Only I can decide to be happy. No one can make me happy, and I have plenty of reasons to be happy. It is not a bad thing to dream or reach for things that you want. After so many years of denying myself and ignoring my needs for the needs of others, I think its acceptable to dream and hope for things.
Growing up Catholic, I attended St. Francis of Assisi Parish. Obviously, given the name of the Parish, we prayed the prayer of St. Francis constantly in my youth. The entire prayers sticks with me to this day, as it is something I truly try to live by. But the part that really zero's in for me is this:
O Divine Master,
grant that I may not so much seek to be consoled as to console;
to be understood, as to understand;
to be loved, as to love;
for it is in giving that we receive,
it is in pardoning that we are pardoned
The prayer recognizes that selflessness is a mean to an end. By loving freely, we are opening ourselves up to joy. But it never says that we shouldn't seek to fulfill our dreams.

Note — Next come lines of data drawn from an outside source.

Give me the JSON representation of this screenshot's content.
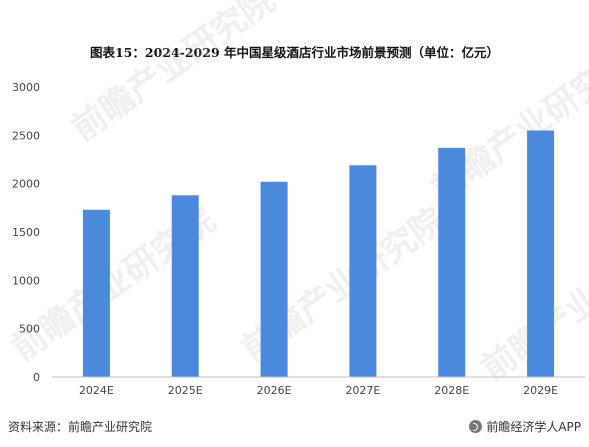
{
  "title": "图表15：2024-2029 年中国星级酒店行业市场前景预测（单位：亿元）",
  "footer": {
    "source": "资料来源：前瞻产业研究院",
    "brand": "前瞻经济学人APP"
  },
  "watermark": "前瞻产业研究院",
  "colors": {
    "bar": "#4a89dc",
    "axis": "#bfbfbf",
    "tick_text": "#444444"
  },
  "chart_data": {
    "type": "bar",
    "categories": [
      "2024E",
      "2025E",
      "2026E",
      "2027E",
      "2028E",
      "2029E"
    ],
    "values": [
      1730,
      1880,
      2020,
      2190,
      2370,
      2550
    ],
    "title": "图表15：2024-2029 年中国星级酒店行业市场前景预测（单位：亿元）",
    "xlabel": "",
    "ylabel": "",
    "ylim": [
      0,
      3000
    ],
    "yticks": [
      0,
      500,
      1000,
      1500,
      2000,
      2500,
      3000
    ],
    "grid": false,
    "legend": "none"
  }
}
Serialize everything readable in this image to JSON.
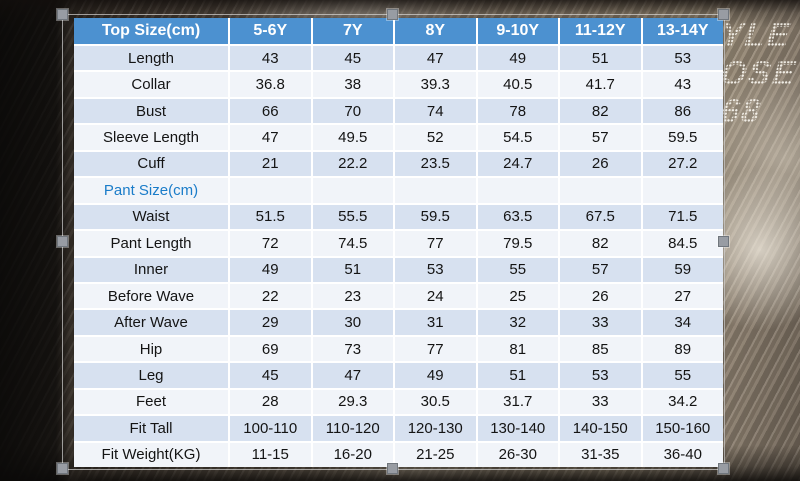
{
  "colors": {
    "header_bg": "#4c91d0",
    "header_text": "#ffffff",
    "row_blue": "#d7e1f0",
    "row_light": "#f1f4f9",
    "section_text": "#1a7cc9",
    "handle_fill": "#989ca3",
    "handle_border": "#70767d"
  },
  "watermark": {
    "lines": [
      "YLE",
      "OSE",
      "68"
    ]
  },
  "table": {
    "header": [
      "Top Size(cm)",
      "5-6Y",
      "7Y",
      "8Y",
      "9-10Y",
      "11-12Y",
      "13-14Y"
    ],
    "rows": [
      {
        "label": "Length",
        "values": [
          "43",
          "45",
          "47",
          "49",
          "51",
          "53"
        ]
      },
      {
        "label": "Collar",
        "values": [
          "36.8",
          "38",
          "39.3",
          "40.5",
          "41.7",
          "43"
        ]
      },
      {
        "label": "Bust",
        "values": [
          "66",
          "70",
          "74",
          "78",
          "82",
          "86"
        ]
      },
      {
        "label": "Sleeve Length",
        "values": [
          "47",
          "49.5",
          "52",
          "54.5",
          "57",
          "59.5"
        ]
      },
      {
        "label": "Cuff",
        "values": [
          "21",
          "22.2",
          "23.5",
          "24.7",
          "26",
          "27.2"
        ]
      },
      {
        "label": "Pant Size(cm)",
        "section": true,
        "values": [
          "",
          "",
          "",
          "",
          "",
          ""
        ]
      },
      {
        "label": "Waist",
        "values": [
          "51.5",
          "55.5",
          "59.5",
          "63.5",
          "67.5",
          "71.5"
        ]
      },
      {
        "label": "Pant Length",
        "values": [
          "72",
          "74.5",
          "77",
          "79.5",
          "82",
          "84.5"
        ]
      },
      {
        "label": "Inner",
        "values": [
          "49",
          "51",
          "53",
          "55",
          "57",
          "59"
        ]
      },
      {
        "label": "Before Wave",
        "values": [
          "22",
          "23",
          "24",
          "25",
          "26",
          "27"
        ]
      },
      {
        "label": "After Wave",
        "values": [
          "29",
          "30",
          "31",
          "32",
          "33",
          "34"
        ]
      },
      {
        "label": "Hip",
        "values": [
          "69",
          "73",
          "77",
          "81",
          "85",
          "89"
        ]
      },
      {
        "label": "Leg",
        "values": [
          "45",
          "47",
          "49",
          "51",
          "53",
          "55"
        ]
      },
      {
        "label": "Feet",
        "values": [
          "28",
          "29.3",
          "30.5",
          "31.7",
          "33",
          "34.2"
        ]
      },
      {
        "label": "Fit Tall",
        "values": [
          "100-110",
          "110-120",
          "120-130",
          "130-140",
          "140-150",
          "150-160"
        ]
      },
      {
        "label": "Fit Weight(KG)",
        "values": [
          "11-15",
          "16-20",
          "21-25",
          "26-30",
          "31-35",
          "36-40"
        ]
      }
    ]
  },
  "chart_data": {
    "type": "table",
    "title": "Kids clothing size chart (cm)",
    "columns": [
      "Top Size(cm)",
      "5-6Y",
      "7Y",
      "8Y",
      "9-10Y",
      "11-12Y",
      "13-14Y"
    ],
    "sections": [
      {
        "name": "Top Size(cm)",
        "rows": {
          "Length": [
            43,
            45,
            47,
            49,
            51,
            53
          ],
          "Collar": [
            36.8,
            38,
            39.3,
            40.5,
            41.7,
            43
          ],
          "Bust": [
            66,
            70,
            74,
            78,
            82,
            86
          ],
          "Sleeve Length": [
            47,
            49.5,
            52,
            54.5,
            57,
            59.5
          ],
          "Cuff": [
            21,
            22.2,
            23.5,
            24.7,
            26,
            27.2
          ]
        }
      },
      {
        "name": "Pant Size(cm)",
        "rows": {
          "Waist": [
            51.5,
            55.5,
            59.5,
            63.5,
            67.5,
            71.5
          ],
          "Pant Length": [
            72,
            74.5,
            77,
            79.5,
            82,
            84.5
          ],
          "Inner": [
            49,
            51,
            53,
            55,
            57,
            59
          ],
          "Before Wave": [
            22,
            23,
            24,
            25,
            26,
            27
          ],
          "After Wave": [
            29,
            30,
            31,
            32,
            33,
            34
          ],
          "Hip": [
            69,
            73,
            77,
            81,
            85,
            89
          ],
          "Leg": [
            45,
            47,
            49,
            51,
            53,
            55
          ],
          "Feet": [
            28,
            29.3,
            30.5,
            31.7,
            33,
            34.2
          ],
          "Fit Tall": [
            "100-110",
            "110-120",
            "120-130",
            "130-140",
            "140-150",
            "150-160"
          ],
          "Fit Weight(KG)": [
            "11-15",
            "16-20",
            "21-25",
            "26-30",
            "31-35",
            "36-40"
          ]
        }
      }
    ]
  }
}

Today I choose to recognize and appreciate the things I have, to love others completely and to not feel selfish about the things I desire.
Wednesday, August 8, 2007
Trust
Is that just a pretty way to say that actions speak louder than words?
Someone I love told me that my tears are wasted on an unkind world. I'm not sure what to think of that. I put everything I have into caring for the people I love. Is that wasted?
I'd like to think it wasn't. I'd like to believe that my compassion and love is not wasted. But I'm not sure that I do.
I don't want to pity myself. I love because I love. And I give because I give. But everyone has a limit. How often can you put yourself out there before you want to scream "ITS MY TURN"!
I don't know. I want to believe the nice things people say, but the tears I've cried stops me. They leave me feeling insecure, and unsure.
Monday, August 6, 2007
Self Sacrifice
Just a simple word
It's two hearts living
In two separate worlds
Sacrifice - Bernie Taupin & Elton John
What is a sacrifice? What is self sacrifice? Is it a sacrifice if you gain something?
I would think that the definition means that you gain nothing. But what if you gain emotional benefits. The knowledge that you have sacrificed something for someone can be uplifting, and acutally be a downright satisfying feeling.
Maybe it all hinges on whether the sacrificer really feels its a sacrifice.
Maybe I just think too much, or have taken too many Advil.
Sunday, August 5, 2007
Me
“If all my friends were to jump off a bridge, I wouldn't follow. I'd be at the bottom to catch them when they fall.” - Anon
And not just the first time. Time and time again, I'll stand there and wait with arms opened, ready for the catch.
Sometimes I don't even drop them.
Thursday, August 2, 2007
Beyond Reason
There is always some madness in love. But there is also always some reason in madness. ~Nietzsche
I love you for many reasons. For your intelligence, sensibilities, capabilities, and wit. For your creativity, philosphy, and support. I love you because you love animals. Because you would stop to help a woman on the road. I love you for many reasons, and for no reason at all.
I love you because you are you, and I know no other way.
I lay my heart bare to you, and offer what I can. I can only hope that it is enough.
Perceptions
As hard as we may try to be objective, its near impossible to see the world without wearing the glasses of our perceptions. We view the world through our experiences, emotions, and personality.
Empathy can teach us to stretch ourselves. To put ourselves in another's world. But until you experience that pain for yourself, you won't truly feel it.